Le MSA/R marque son retour sur la scène politique : entre inquiétudes et appels à l’action

Lors d’une conférence de presse tenue le 15 février, le Mouvement socialiste africain rénové (MSA/R) a célébré son 24e anniversaire tout en effectuant sa rentrée politique pour 2026. Cette réapparition fut l’occasion pour le parti de dénoncer une situation nationale préoccupante.

Après une période de silence stratégique, le MSA/R reprend la parole. Son président, Ibrahim Ahmed Koulamallah, a expliqué que cette absence ne représentait ni un abandon, ni une approbation tacite de l’état actuel des choses, mais plutôt une pause nécessaire pour évaluer avec discernement la situation sociopolitique du pays. Selon lui, ce recul a permis d’observer les comportements réels des acteurs politiques.

Koulamallah a exhorté le président de la République à reconsidérer ses décisions face aux crises qui affectent divers secteurs, notamment la santé, l’éducation et la cohésion sociale. Il a critiqué les conseillers du président, les accusant de préférer flatteries plutôt que vérités difficiles.

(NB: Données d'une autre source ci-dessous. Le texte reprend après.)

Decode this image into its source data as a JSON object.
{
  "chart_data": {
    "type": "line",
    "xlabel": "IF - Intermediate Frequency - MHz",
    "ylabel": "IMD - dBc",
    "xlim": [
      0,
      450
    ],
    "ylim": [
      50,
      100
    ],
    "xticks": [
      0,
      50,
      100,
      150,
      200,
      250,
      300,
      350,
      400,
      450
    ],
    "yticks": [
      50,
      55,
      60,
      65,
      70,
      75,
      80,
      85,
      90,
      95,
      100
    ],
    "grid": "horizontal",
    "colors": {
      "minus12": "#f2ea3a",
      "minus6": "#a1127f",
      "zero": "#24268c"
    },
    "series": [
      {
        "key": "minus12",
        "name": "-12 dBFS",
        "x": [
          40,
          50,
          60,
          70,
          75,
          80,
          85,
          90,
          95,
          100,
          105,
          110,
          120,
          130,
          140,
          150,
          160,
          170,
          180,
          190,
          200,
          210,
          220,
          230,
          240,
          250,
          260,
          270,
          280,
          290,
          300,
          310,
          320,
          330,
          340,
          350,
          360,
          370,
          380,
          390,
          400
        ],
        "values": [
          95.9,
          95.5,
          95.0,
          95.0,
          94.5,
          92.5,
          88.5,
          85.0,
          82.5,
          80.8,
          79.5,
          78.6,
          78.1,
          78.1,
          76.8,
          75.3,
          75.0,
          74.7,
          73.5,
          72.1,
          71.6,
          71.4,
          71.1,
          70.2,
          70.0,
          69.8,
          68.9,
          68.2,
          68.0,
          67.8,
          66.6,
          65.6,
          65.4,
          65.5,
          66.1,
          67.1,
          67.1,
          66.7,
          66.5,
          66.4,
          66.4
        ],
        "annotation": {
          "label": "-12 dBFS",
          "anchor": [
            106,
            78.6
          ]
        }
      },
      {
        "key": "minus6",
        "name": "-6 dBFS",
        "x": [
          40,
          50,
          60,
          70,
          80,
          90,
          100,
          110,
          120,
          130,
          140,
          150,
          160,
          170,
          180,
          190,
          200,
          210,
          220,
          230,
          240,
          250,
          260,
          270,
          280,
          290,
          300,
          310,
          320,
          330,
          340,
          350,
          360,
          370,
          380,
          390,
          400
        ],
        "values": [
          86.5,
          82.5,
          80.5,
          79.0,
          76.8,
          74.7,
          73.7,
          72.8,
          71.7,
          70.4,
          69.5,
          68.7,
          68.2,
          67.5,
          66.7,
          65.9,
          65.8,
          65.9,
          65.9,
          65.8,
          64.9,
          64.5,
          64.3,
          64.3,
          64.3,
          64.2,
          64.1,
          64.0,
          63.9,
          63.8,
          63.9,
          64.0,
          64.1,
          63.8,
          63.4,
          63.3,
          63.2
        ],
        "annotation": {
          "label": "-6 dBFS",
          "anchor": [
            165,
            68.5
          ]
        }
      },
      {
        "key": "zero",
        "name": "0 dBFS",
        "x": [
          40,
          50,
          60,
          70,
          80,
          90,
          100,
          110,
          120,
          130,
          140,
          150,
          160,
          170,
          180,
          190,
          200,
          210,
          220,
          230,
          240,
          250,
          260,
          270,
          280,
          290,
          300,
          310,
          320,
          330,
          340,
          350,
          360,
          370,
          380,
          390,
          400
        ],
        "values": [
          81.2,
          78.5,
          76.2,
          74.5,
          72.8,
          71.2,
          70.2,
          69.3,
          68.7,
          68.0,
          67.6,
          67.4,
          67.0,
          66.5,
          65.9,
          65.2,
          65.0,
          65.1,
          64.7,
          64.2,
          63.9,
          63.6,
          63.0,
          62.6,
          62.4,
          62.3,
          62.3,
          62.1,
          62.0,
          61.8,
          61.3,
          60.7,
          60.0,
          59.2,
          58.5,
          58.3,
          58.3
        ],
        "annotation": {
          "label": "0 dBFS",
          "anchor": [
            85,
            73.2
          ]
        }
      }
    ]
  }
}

Le leader politique a également fustigé la composition du Cadre permanent de dialogue politique, qualifiant les membres de cette instance de proches complaisants. Il a souligné une situation politique peu encourageante, soulignant le retrait temporaire du Groupe de concertation des acteurs politiques, un signal de malaise profond.

Pour le MSA/R, le pays traverse une période critique de son histoire, où les dirigeants semblent aborder leur rôle avec légèreté et manque de prévoyance. Le parti accuse une attitude égoïste généralisée qui néglige les intérêts collectifs.

Dans ce contexte, le MSA/R appelle le chef de l’État à engager un dialogue sincère avec tous les partenaires mécontents et impliqués dans la vie publique. Pour Ibrahim Ahmed Koulamallah, c’est seulement par une communication franche que la paix peut être restaurée dans le pays.

Ainsi, le MSA/R marque son retour avec un message clair : la nécessité d’un changement de cap urgent pour sortir de l’impasse actuelle et mettre fin à l’incertitude pesant sur l’avenir du pays.